📄 中文摘要
在部分决策相关状态仅通过带噪声测量获得,且训练与部署之间存在分布偏移的离线模仿学习场景中,标准的行为克隆(BC)方法面临挑战。这种设置会引入虚假的状态-动作关联,导致无论是在原始测量数据上进行条件化还是忽略测量噪声,标准的行为克隆策略在分布偏移下都可能收敛到系统性偏差的策略。为解决这一问题,提出一个通用框架,旨在处理此类复杂环境下的模仿学习。该框架的核心思想是利用因果推断的原理,识别并解耦测量误差与真实状态之间的因果关系,以及真实状态与决策行为之间的因果关系。通过构建一个因果图模型,明确区分观测到的带噪声测量、潜在的真实状态以及智能体的动作。
📄 English Summary
Causal Imitation Learning Under Measurement Error and Distribution Shift
Offline imitation learning (IL) presents significant challenges when decision-relevant state components are observed only through noisy measurements and a distribution shift occurs between training and deployment.
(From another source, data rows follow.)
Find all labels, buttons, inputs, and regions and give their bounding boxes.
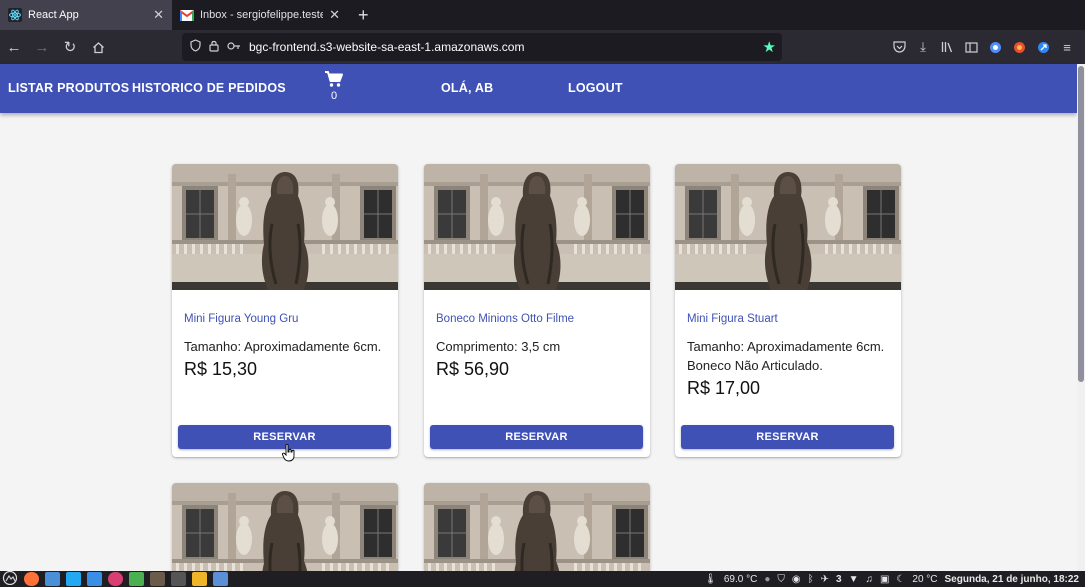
product-image — [424, 164, 650, 290]
nvidia-icon[interactable]: ◉ — [792, 574, 801, 585]
extension-icon[interactable] — [983, 33, 1007, 61]
forward-arrow-icon[interactable]: → — [28, 33, 56, 61]
product-title: Mini Figura Stuart — [687, 313, 778, 325]
extension-icon[interactable] — [1007, 33, 1031, 61]
product-card: Mini Figura Stuart Tamanho: Aproximadame… — [675, 164, 901, 457]
new-tab-button[interactable]: + — [348, 0, 379, 30]
reload-icon[interactable]: ↻ — [56, 33, 84, 61]
music-icon[interactable]: ♫ — [865, 574, 873, 585]
app-icon[interactable] — [108, 572, 123, 586]
browser-toolbar: ⤓ ≡ — [887, 30, 1079, 64]
folder-icon[interactable] — [129, 572, 144, 586]
browser-tab-bar: React App ✕ Inbox - sergiofelippe.teste@… — [0, 0, 1085, 30]
bookmark-star-icon[interactable]: ★ — [763, 38, 776, 56]
product-description-text: Tamanho: Aproximadamente 6cm. Boneco Não… — [687, 339, 885, 373]
weather-temperature: 20 °C — [912, 573, 938, 585]
product-image — [675, 164, 901, 290]
menu-icon[interactable]: ≡ — [1055, 33, 1079, 61]
terminal-icon[interactable] — [171, 572, 186, 586]
hand-cursor-icon — [282, 444, 295, 462]
close-tab-icon[interactable]: ✕ — [329, 7, 340, 23]
extension-icon[interactable] — [1031, 33, 1055, 61]
library-icon[interactable] — [935, 33, 959, 61]
vscode-icon[interactable] — [66, 572, 81, 586]
react-favicon-icon — [8, 8, 22, 22]
gmail-favicon-icon — [180, 8, 194, 22]
wifi-icon[interactable]: ▼ — [849, 574, 859, 585]
system-menu-icon[interactable] — [2, 570, 18, 587]
product-image — [172, 483, 398, 571]
shield-tray-icon[interactable]: ⛉ — [777, 574, 785, 585]
page-scrollbar[interactable] — [1077, 64, 1085, 571]
reservar-button[interactable]: RESERVAR — [430, 425, 643, 449]
record-dot-icon: ● — [764, 573, 771, 585]
product-image — [172, 164, 398, 290]
firefox-icon[interactable] — [24, 572, 39, 586]
product-price: R$ 56,90 — [436, 359, 510, 379]
thermometer-icon: 🌡 — [704, 573, 717, 585]
updates-count: 3 — [836, 573, 842, 585]
sidebar-icon[interactable] — [959, 33, 983, 61]
clock[interactable]: Segunda, 21 de junho, 18:22 — [945, 574, 1079, 585]
user-greeting: OLÁ, AB — [441, 81, 494, 95]
product-description: Comprimento: 3,5 cm R$ 56,90 — [436, 337, 644, 379]
product-description: Tamanho: Aproximadamente 6cm. Boneco Não… — [687, 337, 895, 398]
product-card — [424, 483, 650, 571]
home-icon[interactable] — [84, 33, 112, 61]
cart-count: 0 — [330, 90, 338, 102]
historico-pedidos-link[interactable]: HISTORICO DE PEDIDOS — [132, 81, 286, 95]
bluetooth-icon[interactable]: ᛒ — [808, 574, 814, 585]
app-icon[interactable] — [87, 572, 102, 586]
updates-icon[interactable]: ✈ — [821, 574, 829, 585]
scrollbar-thumb[interactable] — [1078, 66, 1084, 382]
files-icon[interactable] — [45, 572, 60, 586]
app-icon[interactable] — [213, 572, 228, 586]
app-icon[interactable] — [150, 572, 165, 586]
pocket-icon[interactable] — [887, 33, 911, 61]
tab-title: React App — [28, 9, 79, 21]
app-header: LISTAR PRODUTOS HISTORICO DE PEDIDOS 0 O… — [0, 64, 1077, 113]
back-arrow-icon[interactable]: ← — [0, 33, 28, 61]
product-card: Boneco Minions Otto Filme Comprimento: 3… — [424, 164, 650, 457]
cpu-temperature: 69.0 °C — [723, 573, 758, 585]
downloads-icon[interactable]: ⤓ — [911, 33, 935, 61]
clipboard-icon[interactable]: ▣ — [880, 574, 889, 585]
logout-link[interactable]: LOGOUT — [568, 81, 623, 95]
cart-button[interactable]: 0 — [324, 70, 344, 102]
product-price: R$ 15,30 — [184, 359, 258, 379]
product-description: Tamanho: Aproximadamente 6cm. R$ 15,30 — [184, 337, 392, 379]
product-description-text: Tamanho: Aproximadamente 6cm. — [184, 339, 382, 354]
weather-icon: ☾ — [896, 573, 906, 585]
tab-react-app[interactable]: React App ✕ — [0, 0, 172, 30]
product-card: Mini Figura Young Gru Tamanho: Aproximad… — [172, 164, 398, 457]
tab-inbox[interactable]: Inbox - sergiofelippe.teste@ ✕ — [172, 0, 348, 30]
product-description-text: Comprimento: 3,5 cm — [436, 339, 561, 354]
product-price: R$ 17,00 — [687, 378, 761, 398]
product-title: Boneco Minions Otto Filme — [436, 313, 575, 325]
os-taskbar: 🌡 69.0 °C ● ⛉ ◉ ᛒ ✈ 3 ▼ ♫ ▣ ☾ 20 °C Segu… — [0, 570, 1085, 587]
reservar-button[interactable]: RESERVAR — [681, 425, 894, 449]
lock-icon[interactable] — [209, 39, 219, 55]
url-bar[interactable]: bgc-frontend.s3-website-sa-east-1.amazon… — [182, 33, 782, 61]
product-title: Mini Figura Young Gru — [184, 313, 299, 325]
product-card — [172, 483, 398, 571]
browser-navigation-bar: ← → ↻ bgc-frontend.s3-website-sa-east-1.… — [0, 30, 1085, 64]
shield-icon[interactable] — [190, 39, 201, 55]
listar-produtos-link[interactable]: LISTAR PRODUTOS — [8, 81, 129, 95]
close-tab-icon[interactable]: ✕ — [153, 7, 164, 23]
app-icon[interactable] — [192, 572, 207, 586]
url-text: bgc-frontend.s3-website-sa-east-1.amazon… — [249, 40, 525, 54]
key-icon[interactable] — [227, 40, 241, 54]
product-image — [424, 483, 650, 571]
shopping-cart-icon — [325, 71, 343, 87]
tab-title: Inbox - sergiofelippe.teste@ — [200, 9, 324, 21]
Such scenarios inherently induce spurious state-action correlations, leading standard behavioral cloning (BC) — whether conditioning on raw measurements or disregarding them — to converge to systematically biased policies under distribution shift. A general framework is proposed to address these complex imitation learning environments. The core idea of this framework is to leverage principles of causal inference to identify and disentangle the causal relationships between measurement error and true state, as well as between true state and decision-making behavior. A causal graphical model is constructed to explicitly differentiate between observed noisy measurements, latent true states, and agent actions. Building upon this, a novel imitation learning algorithm is developed that can estimate the causal effect of true states on actions, thereby learning more robust and accurate policies in the presence of both measurement error and distribution shift. Specifically, the method first infers unbiased state information, truly influential for decision-making, from noisy observations through counterfactual reasoning or structural causal models. Subsequently, imitation learning is performed based on this debiased state information. By explicitly modeling causal relationships, the approach effectively avoids policy degradation caused by spurious correlations, even when the training data distribution differs from the deployment environment. Experimental results demonstrate that, compared to traditional behavioral cloning methods, this framework significantly enhances policy generalization and performance across various scenarios involving measurement error and distribution shift.